We lopen langs allerlei soorten fruit en horen hoe marktvrouwen luid hun koopwaren aanprijzen. La Parada is chaotisch, levendig maar juist dat maakt het bijzonder. Geen mooi verpakte ervaring, maar een kijkje in het alledaagse Peru.


Je verwacht het misschien niet meteen op een reis door Peru, maar soms zegt een begraafplaats meer over een stad dan een museum. Dat gevoel bekroop mij toen we door het cementerio municipal van Cerro Colorado liep een uitgestrekt kerkhof aan de noordrand van Arequipa, ver weg van de toeristische paden.

Hier geen serene stilte of marmeren beelden, maar rijen vol kleurige graven, foto’s, plastic bloemen en handgeschreven boodschappen. Sommige graven zijn eenvoudig, anderen verrassend uitbundig versierd met ballonnen, speelgoed, of zelfs blikjes bier. Alsof het leven nog even mee mocht.

Wat ook opviel, waren de vele smalle nissen op het kerkhof. In plaats van traditionele graven liggen hier de overledenen in kleine, vaak kleurrijk versierde nissen netjes opgestapeld. Het is een praktische oplossing voor de ruimte, maar het geeft de plek ook iets intiems en bijna huiselijks. Sommige nissen hebben kleine foto’s of persoonlijke spullen erbij een stille herinnering aan het leven dat er eens was.

Tussen de rijen graven loopt een oude man met een gieter, ergens verderop zingt een vrouw zachtjes terwijl ze het graf van haar familie schoonmaakt. Alles ademt eenvoud, maar ook diepe verbondenheid. Hier wordt niet alleen gerouwd, maar er wordt hier herinnerd luid, levendig en met liefde.

Het is zeker geen plek waar je selfies maakt of lang blijft hangen, maar wie echt iets van Arequipa wil begrijpen, moet ook hier even stil blijven staan.
Het bezoek liet mij niet onberoerd. Tussen al die verhalen in steen en bloemen voelde ik iets dat moeilijk te omschrijven is een mengeling van rust, verdriet en schoonheid. Het raakte me hoe dood en leven hier zo dicht bij elkaar liggen, zonder opsmuk maar met oprechte menselijkheid. Deze plek blijft nog wel even hangen.
Na de excursies gaan we op zoek naar een plek waar je de Peruaanse keuken écht kunt proeven? We belanden bij restaurant Tanta in Arequipa een aanrader. Mijn keuze viel op de lomo saltado clásico. Malse stukjes rundvlees, roergebakken met uien, tomaten en een vleugje sojasaus, geserveerd met frietjes en rijst. Dus, als je ooit in Arequipa bent en zin hebt in een heerlijke lunch, is Tanta zeker een aanrader.
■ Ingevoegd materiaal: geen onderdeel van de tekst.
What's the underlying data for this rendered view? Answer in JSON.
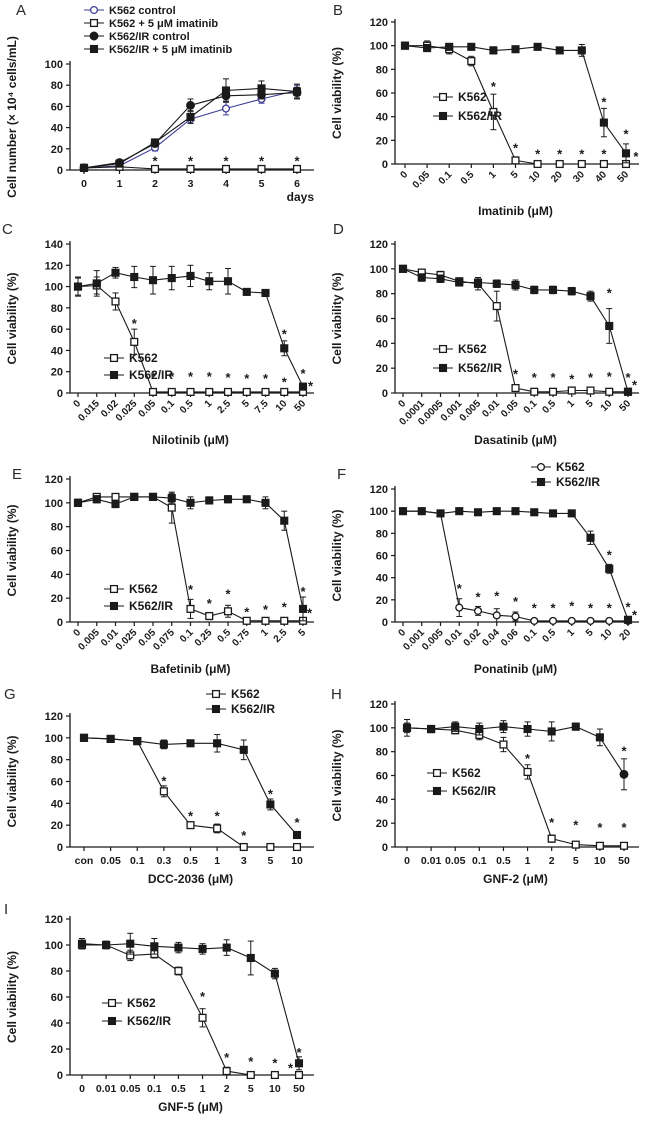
{
  "figure": {
    "description": "Dose-response growth and viability curves for K562 and imatinib-resistant K562/IR cells",
    "colors": {
      "line_black": "#1a1a1a",
      "k562_control_blue": "#3d3d96",
      "asterisk_gray": "#72727e",
      "background": "#ffffff"
    },
    "significance_symbol": "*"
  },
  "chart_data": [
    {
      "type": "line",
      "panel_label": "A",
      "xlabel": "days",
      "ylabel": "Cell number (× 10⁴ cells/mL)",
      "ylim": [
        0,
        100
      ],
      "ytick_step": 20,
      "categories": [
        "0",
        "1",
        "2",
        "3",
        "4",
        "5",
        "6"
      ],
      "rotate_xticks": false,
      "xlabel_align": "right",
      "legend_position": "above-plot",
      "series": [
        {
          "name": "K562 control",
          "marker": "circle-open",
          "color": "#3d3d96",
          "values": [
            2,
            4,
            21,
            48,
            58,
            67,
            75
          ],
          "errors": [
            1,
            1,
            3,
            4,
            6,
            4,
            5
          ]
        },
        {
          "name": "K562 + 5 μM imatinib",
          "marker": "square-open",
          "color": "#1a1a1a",
          "values": [
            2,
            3,
            1,
            1,
            1,
            1,
            1
          ],
          "errors": [
            0,
            1,
            0,
            0,
            0,
            0,
            0
          ]
        },
        {
          "name": "K562/IR control",
          "marker": "circle-filled",
          "color": "#1a1a1a",
          "values": [
            2,
            7,
            25,
            61,
            70,
            71,
            73
          ],
          "errors": [
            1,
            2,
            3,
            6,
            5,
            4,
            5
          ]
        },
        {
          "name": "K562/IR + 5 μM imatinib",
          "marker": "square-filled",
          "color": "#1a1a1a",
          "values": [
            2,
            6,
            26,
            50,
            75,
            77,
            74
          ],
          "errors": [
            1,
            2,
            3,
            6,
            11,
            7,
            7
          ]
        }
      ],
      "significance_marks": [
        {
          "i": 2,
          "y": 8
        },
        {
          "i": 3,
          "y": 8
        },
        {
          "i": 4,
          "y": 8
        },
        {
          "i": 5,
          "y": 8
        },
        {
          "i": 6,
          "y": 8
        }
      ]
    },
    {
      "type": "line",
      "panel_label": "B",
      "xlabel": "Imatinib (μM)",
      "ylabel": "Cell viability (%)",
      "ylim": [
        0,
        120
      ],
      "ytick_step": 20,
      "categories": [
        "0",
        "0.05",
        "0.1",
        "0.5",
        "1",
        "5",
        "10",
        "20",
        "30",
        "40",
        "50"
      ],
      "rotate_xticks": true,
      "legend_position": "inside-left",
      "series": [
        {
          "name": "K562",
          "marker": "square-open",
          "color": "#1a1a1a",
          "values": [
            100,
            100,
            97,
            87,
            44,
            3,
            0,
            0,
            0,
            0,
            0
          ],
          "errors": [
            2,
            4,
            4,
            4,
            15,
            3,
            0,
            0,
            0,
            0,
            0
          ]
        },
        {
          "name": "K562/IR",
          "marker": "square-filled",
          "color": "#1a1a1a",
          "values": [
            100,
            98,
            99,
            99,
            96,
            97,
            99,
            96,
            96,
            35,
            9
          ],
          "errors": [
            2,
            3,
            2,
            2,
            3,
            2,
            2,
            2,
            5,
            12,
            8
          ]
        }
      ],
      "significance_marks": [
        {
          "i": 4,
          "y": 65
        },
        {
          "i": 5,
          "y": 13
        },
        {
          "i": 6,
          "y": 8
        },
        {
          "i": 7,
          "y": 8
        },
        {
          "i": 8,
          "y": 8
        },
        {
          "i": 9,
          "y": 52
        },
        {
          "i": 9,
          "y": 8
        },
        {
          "i": 10,
          "y": 25
        },
        {
          "i": 10.45,
          "y": 6
        }
      ]
    },
    {
      "type": "line",
      "panel_label": "C",
      "xlabel": "Nilotinib (μM)",
      "ylabel": "Cell viability (%)",
      "ylim": [
        0,
        140
      ],
      "ytick_step": 20,
      "categories": [
        "0",
        "0.015",
        "0.02",
        "0.025",
        "0.05",
        "0.1",
        "0.5",
        "1",
        "2.5",
        "5",
        "7.5",
        "10",
        "50"
      ],
      "rotate_xticks": true,
      "legend_position": "inside-left",
      "series": [
        {
          "name": "K562",
          "marker": "square-open",
          "color": "#1a1a1a",
          "values": [
            100,
            101,
            86,
            48,
            1,
            1,
            1,
            1,
            1,
            1,
            1,
            1,
            1
          ],
          "errors": [
            8,
            8,
            8,
            12,
            0,
            0,
            0,
            0,
            0,
            0,
            0,
            0,
            0
          ]
        },
        {
          "name": "K562/IR",
          "marker": "square-filled",
          "color": "#1a1a1a",
          "values": [
            100,
            103,
            113,
            109,
            106,
            108,
            110,
            105,
            105,
            95,
            94,
            42,
            6
          ],
          "errors": [
            9,
            12,
            5,
            10,
            13,
            11,
            10,
            8,
            12,
            2,
            3,
            7,
            3
          ]
        }
      ],
      "significance_marks": [
        {
          "i": 3,
          "y": 65
        },
        {
          "i": 4,
          "y": 15
        },
        {
          "i": 5,
          "y": 15
        },
        {
          "i": 6,
          "y": 15
        },
        {
          "i": 7,
          "y": 15
        },
        {
          "i": 8,
          "y": 14
        },
        {
          "i": 9,
          "y": 13
        },
        {
          "i": 10,
          "y": 13
        },
        {
          "i": 11,
          "y": 55
        },
        {
          "i": 11,
          "y": 10
        },
        {
          "i": 12,
          "y": 18
        },
        {
          "i": 12.4,
          "y": 6
        }
      ]
    },
    {
      "type": "line",
      "panel_label": "D",
      "xlabel": "Dasatinib (μM)",
      "ylabel": "Cell viability (%)",
      "ylim": [
        0,
        120
      ],
      "ytick_step": 20,
      "categories": [
        "0",
        "0.0001",
        "0.0005",
        "0.001",
        "0.005",
        "0.01",
        "0.05",
        "0.1",
        "0.5",
        "1",
        "5",
        "10",
        "50"
      ],
      "rotate_xticks": true,
      "legend_position": "inside-left",
      "series": [
        {
          "name": "K562",
          "marker": "square-open",
          "color": "#1a1a1a",
          "values": [
            100,
            97,
            95,
            90,
            88,
            70,
            4,
            1,
            1,
            2,
            2,
            1,
            1
          ],
          "errors": [
            2,
            2,
            3,
            2,
            5,
            12,
            2,
            0,
            0,
            0,
            0,
            0,
            0
          ]
        },
        {
          "name": "K562/IR",
          "marker": "square-filled",
          "color": "#1a1a1a",
          "values": [
            100,
            93,
            92,
            89,
            89,
            88,
            87,
            83,
            83,
            82,
            78,
            54,
            1
          ],
          "errors": [
            2,
            3,
            3,
            2,
            4,
            3,
            4,
            3,
            3,
            3,
            4,
            14,
            2
          ]
        }
      ],
      "significance_marks": [
        {
          "i": 6,
          "y": 15
        },
        {
          "i": 7,
          "y": 12
        },
        {
          "i": 8,
          "y": 12
        },
        {
          "i": 9,
          "y": 11
        },
        {
          "i": 10,
          "y": 12
        },
        {
          "i": 11,
          "y": 80
        },
        {
          "i": 11,
          "y": 13
        },
        {
          "i": 12,
          "y": 12
        },
        {
          "i": 12.35,
          "y": 6
        }
      ]
    },
    {
      "type": "line",
      "panel_label": "E",
      "xlabel": "Bafetinib (μM)",
      "ylabel": "Cell viability (%)",
      "ylim": [
        0,
        120
      ],
      "ytick_step": 20,
      "categories": [
        "0",
        "0.005",
        "0.01",
        "0.025",
        "0.05",
        "0.075",
        "0.1",
        "0.25",
        "0.5",
        "0.75",
        "1",
        "2.5",
        "5"
      ],
      "rotate_xticks": true,
      "legend_position": "inside-left",
      "series": [
        {
          "name": "K562",
          "marker": "square-open",
          "color": "#1a1a1a",
          "values": [
            100,
            105,
            105,
            105,
            105,
            96,
            11,
            5,
            9,
            1,
            1,
            1,
            1
          ],
          "errors": [
            2,
            2,
            2,
            2,
            2,
            13,
            8,
            3,
            5,
            0,
            0,
            0,
            0
          ]
        },
        {
          "name": "K562/IR",
          "marker": "square-filled",
          "color": "#1a1a1a",
          "values": [
            100,
            103,
            99,
            105,
            105,
            104,
            100,
            102,
            103,
            103,
            100,
            85,
            11
          ],
          "errors": [
            3,
            3,
            3,
            2,
            2,
            4,
            5,
            3,
            3,
            2,
            5,
            8,
            10
          ]
        }
      ],
      "significance_marks": [
        {
          "i": 6,
          "y": 27
        },
        {
          "i": 7,
          "y": 15
        },
        {
          "i": 8,
          "y": 23
        },
        {
          "i": 9,
          "y": 8
        },
        {
          "i": 10,
          "y": 10
        },
        {
          "i": 11,
          "y": 12
        },
        {
          "i": 12,
          "y": 25
        },
        {
          "i": 12.35,
          "y": 7
        }
      ]
    },
    {
      "type": "line",
      "panel_label": "F",
      "xlabel": "Ponatinib (μM)",
      "ylabel": "Cell viability (%)",
      "ylim": [
        0,
        120
      ],
      "ytick_step": 20,
      "categories": [
        "0",
        "0.001",
        "0.005",
        "0.01",
        "0.02",
        "0.04",
        "0.06",
        "0.1",
        "0.5",
        "1",
        "5",
        "10",
        "20"
      ],
      "rotate_xticks": true,
      "legend_position": "top-right",
      "series": [
        {
          "name": "K562",
          "marker": "circle-open",
          "color": "#1a1a1a",
          "values": [
            100,
            100,
            98,
            13,
            10,
            6,
            5,
            1,
            1,
            1,
            1,
            1,
            1
          ],
          "errors": [
            1,
            1,
            2,
            8,
            4,
            6,
            4,
            0,
            0,
            0,
            0,
            0,
            0
          ]
        },
        {
          "name": "K562/IR",
          "marker": "square-filled",
          "color": "#1a1a1a",
          "values": [
            100,
            100,
            98,
            100,
            99,
            100,
            100,
            99,
            98,
            98,
            76,
            48,
            2
          ],
          "errors": [
            2,
            1,
            2,
            2,
            2,
            2,
            2,
            2,
            2,
            2,
            6,
            4,
            2
          ]
        }
      ],
      "significance_marks": [
        {
          "i": 3,
          "y": 30
        },
        {
          "i": 4,
          "y": 22
        },
        {
          "i": 5,
          "y": 23
        },
        {
          "i": 6,
          "y": 18
        },
        {
          "i": 7,
          "y": 12
        },
        {
          "i": 8,
          "y": 12
        },
        {
          "i": 9,
          "y": 14
        },
        {
          "i": 10,
          "y": 12
        },
        {
          "i": 11,
          "y": 60
        },
        {
          "i": 11,
          "y": 12
        },
        {
          "i": 12,
          "y": 13
        },
        {
          "i": 12.35,
          "y": 6
        }
      ]
    },
    {
      "type": "line",
      "panel_label": "G",
      "xlabel": "DCC-2036 (μM)",
      "ylabel": "Cell viability (%)",
      "ylim": [
        0,
        120
      ],
      "ytick_step": 20,
      "categories": [
        "con",
        "0.05",
        "0.1",
        "0.3",
        "0.5",
        "1",
        "3",
        "5",
        "10"
      ],
      "rotate_xticks": false,
      "legend_position": "top-right",
      "series": [
        {
          "name": "K562",
          "marker": "square-open",
          "color": "#1a1a1a",
          "values": [
            100,
            99,
            97,
            51,
            20,
            17,
            0,
            0,
            0
          ],
          "errors": [
            1,
            2,
            3,
            5,
            3,
            4,
            0,
            0,
            0
          ]
        },
        {
          "name": "K562/IR",
          "marker": "square-filled",
          "color": "#1a1a1a",
          "values": [
            100,
            99,
            97,
            94,
            95,
            95,
            89,
            39,
            11
          ],
          "errors": [
            1,
            3,
            3,
            4,
            3,
            8,
            9,
            5,
            3
          ]
        }
      ],
      "significance_marks": [
        {
          "i": 3,
          "y": 60
        },
        {
          "i": 4,
          "y": 28
        },
        {
          "i": 5,
          "y": 28
        },
        {
          "i": 6,
          "y": 10
        },
        {
          "i": 7,
          "y": 48
        },
        {
          "i": 8,
          "y": 22
        }
      ]
    },
    {
      "type": "line",
      "panel_label": "H",
      "xlabel": "GNF-2 (μM)",
      "ylabel": "Cell viability (%)",
      "ylim": [
        0,
        120
      ],
      "ytick_step": 20,
      "categories": [
        "0",
        "0.01",
        "0.05",
        "0.1",
        "0.5",
        "1",
        "2",
        "5",
        "10",
        "50"
      ],
      "rotate_xticks": false,
      "legend_position": "inside-left",
      "series": [
        {
          "name": "K562",
          "marker": "square-open",
          "color": "#1a1a1a",
          "values": [
            100,
            99,
            98,
            94,
            86,
            63,
            7,
            2,
            1,
            1
          ],
          "errors": [
            4,
            3,
            3,
            4,
            6,
            6,
            3,
            2,
            0,
            0
          ]
        },
        {
          "name": "K562/IR",
          "marker": "square-filled",
          "color": "#1a1a1a",
          "values": [
            100,
            99,
            101,
            99,
            101,
            99,
            97,
            101,
            92,
            61
          ],
          "errors": [
            7,
            3,
            4,
            5,
            5,
            6,
            8,
            3,
            7,
            13
          ],
          "marker_overrides": {
            "9": "circle-filled"
          }
        }
      ],
      "significance_marks": [
        {
          "i": 5,
          "y": 74
        },
        {
          "i": 6,
          "y": 20
        },
        {
          "i": 7,
          "y": 18
        },
        {
          "i": 8,
          "y": 16
        },
        {
          "i": 9,
          "y": 80
        },
        {
          "i": 9,
          "y": 16
        }
      ]
    },
    {
      "type": "line",
      "panel_label": "I",
      "xlabel": "GNF-5 (μM)",
      "ylabel": "Cell viability (%)",
      "ylim": [
        0,
        120
      ],
      "ytick_step": 20,
      "categories": [
        "0",
        "0.01",
        "0.05",
        "0.1",
        "0.5",
        "1",
        "2",
        "5",
        "10",
        "50"
      ],
      "rotate_xticks": false,
      "legend_position": "inside-left",
      "series": [
        {
          "name": "K562",
          "marker": "square-open",
          "color": "#1a1a1a",
          "values": [
            100,
            100,
            92,
            93,
            80,
            44,
            3,
            0,
            0,
            0
          ],
          "errors": [
            3,
            2,
            4,
            3,
            3,
            7,
            3,
            0,
            0,
            0
          ]
        },
        {
          "name": "K562/IR",
          "marker": "square-filled",
          "color": "#1a1a1a",
          "values": [
            101,
            100,
            101,
            99,
            98,
            97,
            98,
            90,
            78,
            9
          ],
          "errors": [
            4,
            3,
            8,
            6,
            4,
            4,
            6,
            13,
            4,
            5
          ]
        }
      ],
      "significance_marks": [
        {
          "i": 5,
          "y": 60
        },
        {
          "i": 6,
          "y": 13
        },
        {
          "i": 7,
          "y": 10
        },
        {
          "i": 8,
          "y": 9
        },
        {
          "i": 9,
          "y": 17
        },
        {
          "i": 8.65,
          "y": 5
        }
      ]
    }
  ]
}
We sluiten de dag af met een kookworkshop waar we leerden hoe je drie Peruaanse klassiekers maakt: ceviche, lomo saltado en natuurlijk de perfecte pisco sour. Onder begeleiding van een enthousiaste chef doken we de keuken in, sneden we verse ingrediënten en leerden we de geheimen achter de smaken die Peru zo uniek maken.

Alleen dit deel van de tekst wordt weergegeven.